Point 4 comes from Robin Hanson. Tyler argued that politics is about determining what sorts of groups have high status in a society. I think this can relate to the idea that people are motivated to feel good about themselves and to believe that others think highly of them. Think of political identity as like religious identity or musical identity. Tyler pointed out that it’s pretty easy to predict what music will be on the iPod of an upper middle class sophomore girl at Brown will like certain music, and it is pretty easy to predict the musical tastes of a 25-year-old male gas station mechanic in Grand Rapids, Michigan, and those are quite different. You might not get as high an R-square predicting political affiliations, but you could still do pretty well.
Point 5 about cultural relativism is both descriptive and prescriptive. I think we know by now that imposing western institutions on post-Soviet Russia or post-colonial Africa has different results than those institutions produce in the west. Tyler says that researchers should spend time with the culture where they do research. Do not expect American culture to react to single-payer health care the way other cultures react.
I think that the term “cultural relativism” has too much baggage to be helpful here. I prefer Tyler’s other expression, “cultural thickening.” The sense it conveys is that culture is thick and dense, and you cannot move it around so easily with laws, policies, or constitutions. So I would replace the phrase “cultural relativism” with the phrase “cultural thickening matters.”
Point 6 is the one that gave me the most trouble. Tyler was ready to accuse other economists of believing one thing at a theoretical level and acting differently. He felt very strongly about this, but he did not give enough specific examples to enable me to understand. For example, suppose that Eugene Fama managed his personal portfolio by day-trading and trying to pick winners and losers. That would strike me as not living your research. But in fact I think that most economists who are heavy into efficient market theory do in fact use index funds.
In general, I take the view that humans have diverse tastes. So suppose we had happiness research that told us that the average person is happier doing X than Y (and I don’t even think the research reliably tells us that much). That does not tell me that I am happier doing X than Y. The average person may find TV a good way to relax. Not me.

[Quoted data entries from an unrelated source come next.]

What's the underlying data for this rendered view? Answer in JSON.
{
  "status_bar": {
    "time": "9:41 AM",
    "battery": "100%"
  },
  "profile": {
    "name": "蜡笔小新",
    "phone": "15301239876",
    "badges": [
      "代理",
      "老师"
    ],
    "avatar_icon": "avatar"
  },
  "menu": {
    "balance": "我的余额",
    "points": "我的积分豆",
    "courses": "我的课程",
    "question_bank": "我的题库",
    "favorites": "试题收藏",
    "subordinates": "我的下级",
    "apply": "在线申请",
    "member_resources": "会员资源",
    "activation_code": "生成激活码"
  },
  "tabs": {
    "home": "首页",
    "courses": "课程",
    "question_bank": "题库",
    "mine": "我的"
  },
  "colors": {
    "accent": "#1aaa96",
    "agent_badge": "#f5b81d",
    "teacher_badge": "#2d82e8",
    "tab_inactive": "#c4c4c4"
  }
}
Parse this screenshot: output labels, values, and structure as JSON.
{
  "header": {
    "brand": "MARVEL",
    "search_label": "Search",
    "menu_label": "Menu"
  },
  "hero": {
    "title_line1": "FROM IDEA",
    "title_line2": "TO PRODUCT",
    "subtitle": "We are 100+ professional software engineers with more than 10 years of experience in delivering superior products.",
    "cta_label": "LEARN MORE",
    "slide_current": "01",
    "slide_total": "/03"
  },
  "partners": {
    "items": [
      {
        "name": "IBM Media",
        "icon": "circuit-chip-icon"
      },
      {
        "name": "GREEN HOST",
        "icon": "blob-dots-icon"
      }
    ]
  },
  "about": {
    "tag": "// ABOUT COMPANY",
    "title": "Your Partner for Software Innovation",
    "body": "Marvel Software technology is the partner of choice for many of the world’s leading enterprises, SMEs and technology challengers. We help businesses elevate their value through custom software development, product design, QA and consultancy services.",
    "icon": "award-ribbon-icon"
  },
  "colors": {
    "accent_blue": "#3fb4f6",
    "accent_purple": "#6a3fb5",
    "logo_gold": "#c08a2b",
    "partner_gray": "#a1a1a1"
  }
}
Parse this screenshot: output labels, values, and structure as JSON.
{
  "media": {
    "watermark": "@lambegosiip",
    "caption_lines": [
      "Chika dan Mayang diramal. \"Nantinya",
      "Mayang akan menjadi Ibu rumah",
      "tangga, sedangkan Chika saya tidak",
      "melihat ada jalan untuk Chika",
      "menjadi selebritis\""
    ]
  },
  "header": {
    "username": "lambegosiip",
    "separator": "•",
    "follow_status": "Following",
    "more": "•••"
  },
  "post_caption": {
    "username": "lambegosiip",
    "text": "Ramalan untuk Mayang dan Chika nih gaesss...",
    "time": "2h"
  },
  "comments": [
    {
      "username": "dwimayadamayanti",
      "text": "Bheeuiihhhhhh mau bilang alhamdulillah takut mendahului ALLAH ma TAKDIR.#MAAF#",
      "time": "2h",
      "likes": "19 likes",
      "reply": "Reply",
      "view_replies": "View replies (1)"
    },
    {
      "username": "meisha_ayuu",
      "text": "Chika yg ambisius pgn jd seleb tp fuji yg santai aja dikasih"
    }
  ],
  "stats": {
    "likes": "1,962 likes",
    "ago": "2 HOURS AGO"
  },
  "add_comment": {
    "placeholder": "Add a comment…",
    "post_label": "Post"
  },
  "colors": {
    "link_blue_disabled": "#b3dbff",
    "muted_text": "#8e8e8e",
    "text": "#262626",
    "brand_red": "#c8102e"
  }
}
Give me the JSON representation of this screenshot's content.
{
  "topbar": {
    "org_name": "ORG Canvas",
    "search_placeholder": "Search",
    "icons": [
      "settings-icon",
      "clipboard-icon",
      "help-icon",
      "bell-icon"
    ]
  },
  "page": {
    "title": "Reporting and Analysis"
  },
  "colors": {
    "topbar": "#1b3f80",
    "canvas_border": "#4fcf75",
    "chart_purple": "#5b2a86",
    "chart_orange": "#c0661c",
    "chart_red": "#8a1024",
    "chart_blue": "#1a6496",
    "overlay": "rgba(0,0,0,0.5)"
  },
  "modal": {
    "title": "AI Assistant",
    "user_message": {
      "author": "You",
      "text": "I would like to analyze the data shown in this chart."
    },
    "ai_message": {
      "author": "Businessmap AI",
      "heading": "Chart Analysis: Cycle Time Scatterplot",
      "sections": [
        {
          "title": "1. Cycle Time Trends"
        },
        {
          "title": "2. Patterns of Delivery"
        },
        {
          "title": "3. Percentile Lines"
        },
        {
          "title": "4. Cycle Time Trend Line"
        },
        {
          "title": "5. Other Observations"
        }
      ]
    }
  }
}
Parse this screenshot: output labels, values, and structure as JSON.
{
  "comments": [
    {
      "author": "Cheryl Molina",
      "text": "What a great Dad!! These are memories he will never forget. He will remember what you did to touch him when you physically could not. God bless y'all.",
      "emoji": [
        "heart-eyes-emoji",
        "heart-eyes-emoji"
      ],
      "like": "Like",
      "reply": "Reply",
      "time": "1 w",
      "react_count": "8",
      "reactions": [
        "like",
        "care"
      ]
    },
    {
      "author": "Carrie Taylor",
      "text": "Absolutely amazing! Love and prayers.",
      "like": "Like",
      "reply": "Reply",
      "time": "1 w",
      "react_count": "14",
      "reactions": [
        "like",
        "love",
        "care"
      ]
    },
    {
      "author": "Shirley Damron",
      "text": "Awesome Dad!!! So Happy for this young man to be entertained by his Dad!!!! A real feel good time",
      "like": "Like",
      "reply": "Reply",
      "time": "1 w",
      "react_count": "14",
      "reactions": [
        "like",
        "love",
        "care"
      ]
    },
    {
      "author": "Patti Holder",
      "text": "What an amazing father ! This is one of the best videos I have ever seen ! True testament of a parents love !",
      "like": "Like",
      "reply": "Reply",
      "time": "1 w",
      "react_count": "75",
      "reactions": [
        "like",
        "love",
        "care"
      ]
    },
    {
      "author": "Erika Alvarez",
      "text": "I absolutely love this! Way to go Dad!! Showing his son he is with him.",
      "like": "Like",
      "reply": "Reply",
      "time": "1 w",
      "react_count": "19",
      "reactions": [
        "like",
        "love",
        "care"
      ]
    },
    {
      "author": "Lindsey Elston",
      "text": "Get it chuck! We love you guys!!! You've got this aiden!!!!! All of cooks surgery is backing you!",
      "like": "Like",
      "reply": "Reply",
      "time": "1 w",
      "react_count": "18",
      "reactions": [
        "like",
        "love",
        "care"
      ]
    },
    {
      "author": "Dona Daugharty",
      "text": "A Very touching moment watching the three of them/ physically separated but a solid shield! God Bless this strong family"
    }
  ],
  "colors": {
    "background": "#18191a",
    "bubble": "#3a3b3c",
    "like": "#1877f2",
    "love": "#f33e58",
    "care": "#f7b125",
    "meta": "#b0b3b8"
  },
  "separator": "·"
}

Anyway, on the issue of integrating research into one’s life, I am not convinced that I do it any more than a typical non-Mason economist, or that Tyler does for that matter. I need to know more about what he means.
During the discussion, Veronique De Rugy said that she was somewhat dispirited by Tyler’s talk. Her problem appeared to be that Masonomics breaks the simple connection between policy analysis and policy, particularly with point 4. So why be a policy analyst? Tyler’s answer was more or less to just shrug. My answer was to say that the work she does has a 50.02 percent chance of leading to something better and a 49.98 chance of leading to something worse, and that’s probably about the best one can hope for in a complex world that we poorly understand and which therefore is filled with unintended consequences.